The waist of green rocks of NuVvuagittuq, Canada, can contain the oldest rocks in the world
For many years geologists have been struggling if a rock formation in Canada contains the oldest rocks in the world. Now new measurements have shown yes.
Just over four billion years ago, the magma of the Earth’s cloak has infiltrated a fracture of the Young planet’s primordial crust.
Over the next ages, almost all the rest of the planet’s primitive crust melted back to the cloak, except a small area around this fracture, which Survives to this day in Canada.
A study this Thursday at Science came to certify the theory that the last traces of the primitive terrestrial crust are accessible to the surface as part of the Nuvvuagittuq Greenstone Belt – A training on the coast of Hudson Bay.
The debate on these mysterious rocks was released by the same researchers in 2008, in a study that estimated that the rocks surrounding the intrusion are about 4.3 billion years – which would make them the oldest in the world.
With this age, they would have formed during the eon hadeanoonly a few hundred millions of years after the planet itself.
However, as it recalls, the method used by researchers to date the rocks made the age of 4.3 billion controversial years.
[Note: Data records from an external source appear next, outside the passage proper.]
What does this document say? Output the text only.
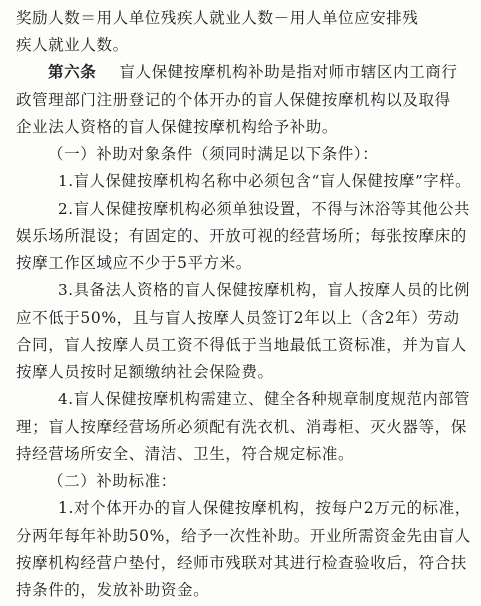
奖励人数＝用人单位残疾人就业人数－用人单位应安排残
疾人就业人数。
第六条 盲人保健按摩机构补助是指对师市辖区内工商行
政管理部门注册登记的个体开办的盲人保健按摩机构以及取得
企业法人资格的盲人保健按摩机构给予补助。
（一）补助对象条件（须同时满足以下条件）：
1.盲人保健按摩机构名称中必须包含“盲人保健按摩”字样。
2.盲人保健按摩机构必须单独设置，不得与沐浴等其他公共
娱乐场所混设；有固定的、开放可视的经营场所；每张按摩床的
按摩工作区域应不少于5平方米。
3.具备法人资格的盲人保健按摩机构，盲人按摩人员的比例
应不低于50%，且与盲人按摩人员签订2年以上（含2年）劳动
合同，盲人按摩人员工资不得低于当地最低工资标准，并为盲人
按摩人员按时足额缴纳社会保险费。
4.盲人保健按摩机构需建立、健全各种规章制度规范内部管
理；盲人按摩经营场所必须配有洗衣机、消毒柜、灭火器等，保
持经营场所安全、清洁、卫生，符合规定标准。
（二）补助标准：
1.对个体开办的盲人保健按摩机构，按每户2万元的标准，
分两年每年补助50%，给予一次性补助。开业所需资金先由盲人
按摩机构经营户垫付，经师市残联对其进行检查验收后，符合扶
持条件的，发放补助资金。
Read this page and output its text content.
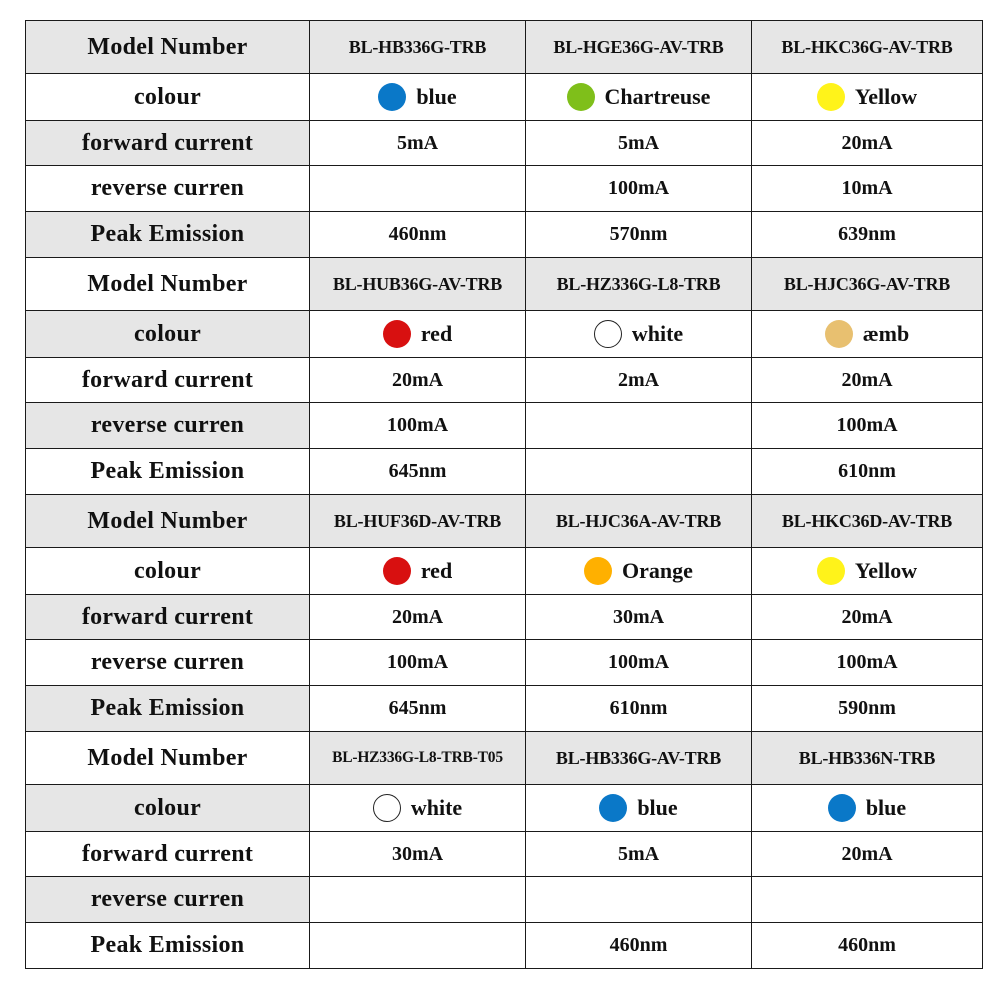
Model Number	BL-HB336G-TRB	BL-HGE36G-AV-TRB	BL-HKC36G-AV-TRB
colour	blue	Chartreuse	Yellow
forward current	5mA	5mA	20mA
reverse curren		100mA	10mA
Peak Emission	460nm	570nm	639nm
Model Number	BL-HUB36G-AV-TRB	BL-HZ336G-L8-TRB	BL-HJC36G-AV-TRB
colour	red	white	æmb
forward current	20mA	2mA	20mA
reverse curren	100mA		100mA
Peak Emission	645nm		610nm
Model Number	BL-HUF36D-AV-TRB	BL-HJC36A-AV-TRB	BL-HKC36D-AV-TRB
colour	red	Orange	Yellow
forward current	20mA	30mA	20mA
reverse curren	100mA	100mA	100mA
Peak Emission	645nm	610nm	590nm
Model Number	BL-HZ336G-L8-TRB-T05	BL-HB336G-AV-TRB	BL-HB336N-TRB
colour	white	blue	blue
forward current	30mA	5mA	20mA
reverse curren			
Peak Emission		460nm	460nm
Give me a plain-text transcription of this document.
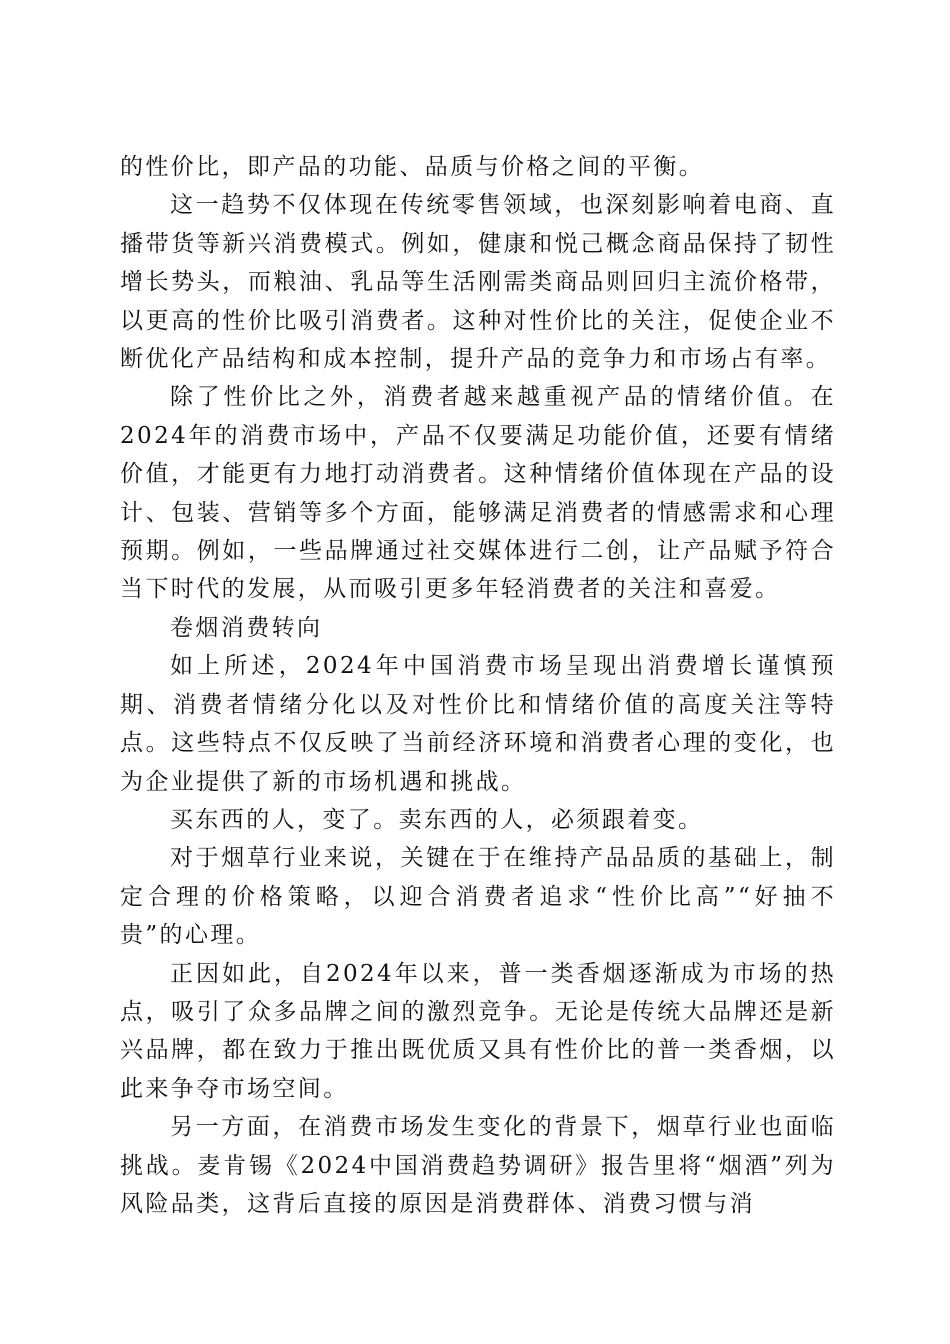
的性价比，即产品的功能、品质与价格之间的平衡。

这一趋势不仅体现在传统零售领域，也深刻影响着电商、直播带货等新兴消费模式。例如，健康和悦己概念商品保持了韧性增长势头，而粮油、乳品等生活刚需类商品则回归主流价格带，以更高的性价比吸引消费者。这种对性价比的关注，促使企业不断优化产品结构和成本控制，提升产品的竞争力和市场占有率。

除了性价比之外，消费者越来越重视产品的情绪价值。在2024年的消费市场中，产品不仅要满足功能价值，还要有情绪价值，才能更有力地打动消费者。这种情绪价值体现在产品的设计、包装、营销等多个方面，能够满足消费者的情感需求和心理预期。例如，一些品牌通过社交媒体进行二创，让产品赋予符合当下时代的发展，从而吸引更多年轻消费者的关注和喜爱。

卷烟消费转向

如上所述，2024年中国消费市场呈现出消费增长谨慎预期、消费者情绪分化以及对性价比和情绪价值的高度关注等特点。这些特点不仅反映了当前经济环境和消费者心理的变化，也为企业提供了新的市场机遇和挑战。

买东西的人，变了。卖东西的人，必须跟着变。

对于烟草行业来说，关键在于在维持产品品质的基础上，制定合理的价格策略，以迎合消费者追求“性价比高”“好抽不贵”的心理。

正因如此，自2024年以来，普一类香烟逐渐成为市场的热点，吸引了众多品牌之间的激烈竞争。无论是传统大品牌还是新兴品牌，都在致力于推出既优质又具有性价比的普一类香烟，以此来争夺市场空间。

另一方面，在消费市场发生变化的背景下，烟草行业也面临挑战。麦肯锡《2024中国消费趋势调研》报告里将“烟酒”列为风险品类，这背后直接的原因是消费群体、消费习惯与消
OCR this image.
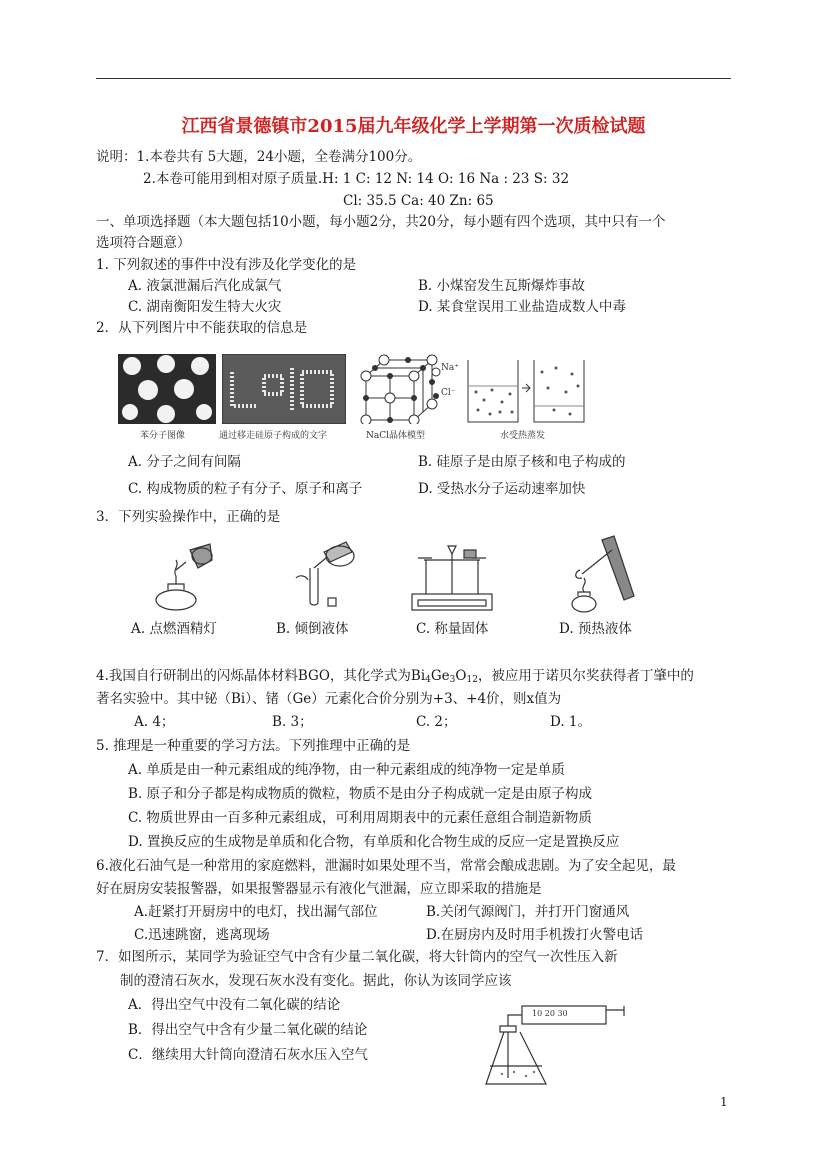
江西省景德镇市2015届九年级化学上学期第一次质检试题
说明：1.本卷共有 5大题，24小题，全卷满分100分。
2.本卷可能用到相对原子质量.H: 1 C: 12 N: 14 O: 16 Na : 23 S: 32
Cl: 35.5 Ca: 40 Zn: 65
一、单项选择题（本大题包括10小题，每小题2分，共20分，每小题有四个选项，其中只有一个
选项符合题意）
1. 下列叙述的事件中没有涉及化学变化的是
A. 液氯泄漏后汽化成氯气	B. 小煤窑发生瓦斯爆炸事故
C. 湖南衡阳发生特大火灾	D. 某食堂误用工业盐造成数人中毒
2．从下列图片中不能获取的信息是
苯分子图像	通过移走硅原子构成的文字
Na⁺
Cl⁻
NaCl晶体模型	水受热蒸发
A. 分子之间有间隔	B. 硅原子是由原子核和电子构成的
C. 构成物质的粒子有分子、原子和离子	D. 受热水分子运动速率加快
3．下列实验操作中，正确的是
A. 点燃酒精灯	B. 倾倒液体	C. 称量固体	D. 预热液体
4.我国自行研制出的闪烁晶体材料BGO，其化学式为$Bi_4Ge_3O_{12}$，被应用于诺贝尔奖获得者丁肇中的
著名实验中。其中铋（Bi）、锗（Ge）元素化合价分别为+3、+4价，则x值为
A. 4；	B. 3；	C. 2；	D. 1。
5. 推理是一种重要的学习方法。下列推理中正确的是
A. 单质是由一种元素组成的纯净物，由一种元素组成的纯净物一定是单质
B. 原子和分子都是构成物质的微粒，物质不是由分子构成就一定是由原子构成
C. 物质世界由一百多种元素组成，可利用周期表中的元素任意组合制造新物质
D. 置换反应的生成物是单质和化合物，有单质和化合物生成的反应一定是置换反应
6.液化石油气是一种常用的家庭燃料，泄漏时如果处理不当，常常会酿成悲剧。为了安全起见，最
好在厨房安装报警器，如果报警器显示有液化气泄漏，应立即采取的措施是
A.赶紧打开厨房中的电灯，找出漏气部位	B.关闭气源阀门，并打开门窗通风
C.迅速跳窗，逃离现场	D.在厨房内及时用手机拨打火警电话
7．如图所示，某同学为验证空气中含有少量二氧化碳，将大针筒内的空气一次性压入新
制的澄清石灰水，发现石灰水没有变化。据此，你认为该同学应该
A．得出空气中没有二氧化碳的结论
B．得出空气中含有少量二氧化碳的结论
C．继续用大针筒向澄清石灰水压入空气
10 20 30
1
As mentioned, to the same magazine, Richard Walkerfrom the University of Maryland, most of the community that studies the early days of the land was not convinced.
But now the investigators have told the neodymium and samarium isotopes in rocks that intrude on the layer that think they are 4.3 billion years old. By definition, such intrusions are younger than the strata around them. Therefore, the dating of the intrusion would establish a minimum age for the surrounding rock.
In intrusion, unlike the older rock than surrounds it, the two clocks tell the same story: Rock is about 4.16 billion years. This supports the idea that the surrounding rock formed during the eon hadeanowhat would you do to her the only known trace of the Earth’s primitive crust.